Hayatımızın vazgeçilmezleri neler sizce? Her gün mutlaka belirli bir süre televizyon izliyor muyuz?

Kaç dakikada bir elimizdeki akıllı telefondan sosyal medyada neler oluyor diye bakıyoruz?

Sosyal medyada ne kadar siyasetin içinde olma veya başkalarına görünme derdindeyiz?

Bizi kimler takip ediyor, kaç kişiler, kimler beğeniyor, kim ne diyor ne yazıyor… Uzayıp giden bu alışkanlıklarımız sizce bizi nerelere taşıyor?

Öncelikle herkes kendi penceresinden ve kendi duyguları ile hareket ettiğini düşünebilir. Ancak insan beyni her gördüğünü ve her okuduğunu kaydeder. Kendine yakın gördüklerini de bilinçaltına sürükler. Belirli süre sonra beğendiği şeyleri yapmaya başlar.

TV dizilerine bakalım. Benim dizi izlemeye vaktim yok. Ancak, tartışma programları izleme zamanlarımda reklam aralarında göz atma şansım oluyor.

Bir insanın aklına bile gelmeyecek entrikalar bu dizilerde görüyorum. İnsan üzerine kurgulu her türlü çirkeflik var. Her türlü cinayet planı, her türlü dolandırıcılık planı ve her türlü ahlaksızlık planları var.

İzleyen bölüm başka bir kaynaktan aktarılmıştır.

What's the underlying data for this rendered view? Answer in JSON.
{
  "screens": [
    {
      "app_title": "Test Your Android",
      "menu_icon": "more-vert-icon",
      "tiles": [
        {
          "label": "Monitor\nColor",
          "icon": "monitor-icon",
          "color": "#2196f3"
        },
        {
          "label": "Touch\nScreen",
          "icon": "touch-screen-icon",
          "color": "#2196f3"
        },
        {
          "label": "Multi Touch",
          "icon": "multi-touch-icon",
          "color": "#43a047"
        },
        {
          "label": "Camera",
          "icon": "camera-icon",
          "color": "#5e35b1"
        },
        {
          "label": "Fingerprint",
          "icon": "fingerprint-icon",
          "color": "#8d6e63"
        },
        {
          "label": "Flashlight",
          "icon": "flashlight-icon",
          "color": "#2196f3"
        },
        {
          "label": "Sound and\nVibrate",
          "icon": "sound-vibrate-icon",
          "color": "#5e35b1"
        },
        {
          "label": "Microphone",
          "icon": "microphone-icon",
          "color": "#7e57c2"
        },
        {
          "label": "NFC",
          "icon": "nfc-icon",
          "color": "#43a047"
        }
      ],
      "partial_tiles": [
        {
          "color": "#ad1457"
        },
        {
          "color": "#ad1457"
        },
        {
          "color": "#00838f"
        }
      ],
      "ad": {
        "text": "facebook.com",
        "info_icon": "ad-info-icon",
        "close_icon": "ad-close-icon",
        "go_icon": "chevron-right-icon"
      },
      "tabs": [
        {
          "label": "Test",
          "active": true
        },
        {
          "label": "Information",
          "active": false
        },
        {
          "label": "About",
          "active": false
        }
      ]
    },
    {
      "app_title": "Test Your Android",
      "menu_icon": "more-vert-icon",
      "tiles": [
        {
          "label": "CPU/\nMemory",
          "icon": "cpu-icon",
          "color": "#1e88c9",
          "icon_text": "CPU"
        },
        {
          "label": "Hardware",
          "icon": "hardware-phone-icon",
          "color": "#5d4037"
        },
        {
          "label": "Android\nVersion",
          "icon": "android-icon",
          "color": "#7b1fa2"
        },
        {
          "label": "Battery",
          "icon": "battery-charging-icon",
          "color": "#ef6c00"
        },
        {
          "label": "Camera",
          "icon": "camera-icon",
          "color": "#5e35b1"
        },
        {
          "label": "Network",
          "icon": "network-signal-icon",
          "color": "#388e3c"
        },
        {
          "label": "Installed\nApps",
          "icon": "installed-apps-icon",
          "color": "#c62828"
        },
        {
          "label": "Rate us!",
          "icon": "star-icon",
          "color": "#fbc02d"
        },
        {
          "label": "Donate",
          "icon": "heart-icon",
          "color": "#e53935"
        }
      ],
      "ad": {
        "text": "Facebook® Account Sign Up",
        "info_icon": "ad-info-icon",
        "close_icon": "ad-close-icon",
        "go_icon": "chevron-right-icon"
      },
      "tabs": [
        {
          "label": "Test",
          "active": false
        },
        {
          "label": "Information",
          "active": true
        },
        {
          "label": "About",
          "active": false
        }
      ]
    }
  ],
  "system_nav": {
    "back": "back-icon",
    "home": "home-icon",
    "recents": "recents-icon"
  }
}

Hırs, kin, nefret gırla…

Bu diziyi izleyenlerin neredeyse tamamı önce bu çirkinliği ve hayasızlığı hazmedemiyor ve içgüdüsel olarak dizide haksızlığa uğrayanın tarafında yer alıyor.

Ancak, bu izleyicinin bilinç altına nasıl entrika yapılacağı, ya da sevmediği bir kişiye böyle oyun ve entrikanın yapılabileceği algısı yükleniyor.

Beyinlerimiz, o dizileri yazanlar ve çok iyi oyuncu olacağım hayali ile çok iyi oynayanlar tarafından işgal ediliyor. İnsani olarak yapmaktan utanacaklarımızın, dizilerde yapılabilir olduğunu görmek bizleri de insani duygulardan uzaklaştırıyor.

Peki sosyal medya bize ne veriyor?  Neredeyse dakikada bir cep telefonumuza bakmak zorunda olduğumuzu hissettiğimiz sosyal medyada, bizden daha iyi hayat sürdüğü ve kendinin daha çok ‘Keyif’ yaptığını fotoğraflarla takipçilerine ulaştırma yarışının parçası oluveriyoruz. Bazıları da ölü ile selfi çekip paylaşmaya kadar vardırıyor işi.

Sosyal medya alanımızdan kıskandırmak, kendini üstün göstermek, hava atmak… Tüm bunlar beynimizin büyük bölümünü kaplıyor.

Dolayısı ile yeni projeler üretme ve insana karşı yapacağımız iyilikler ve karşılığını Yaradan’dan bekleme çabalarımız rafa kalkıyor.  Yani özümüzü kaybediyoruz. Kaybettiriyorlar.

Biz hissiyatımızı, duygularımızı, düşünce ve sevgilerimizi başkasının yürüttüğü algılara mı teslim etmeliyiz? Yoksa insanı yaradan Allah’ın (cc) insanın dünyada ve ahirette sonsuz huzur bulması için gönderdiği rehberine mi? Her makinenin kullanım kılavuzu var değil mi? Yanlış kullandığın makine çabuk bozulur. İnsanın kullanım kılavuzu da Kur’an’dır. Hayat filminin acı sonunu görmeyi kim ister?

Gidişat odur ki: Dünyanın oyunlarına oyuncak olup, geleceğimizi karartmamak, sanırım pek de elimizde görünmüyor.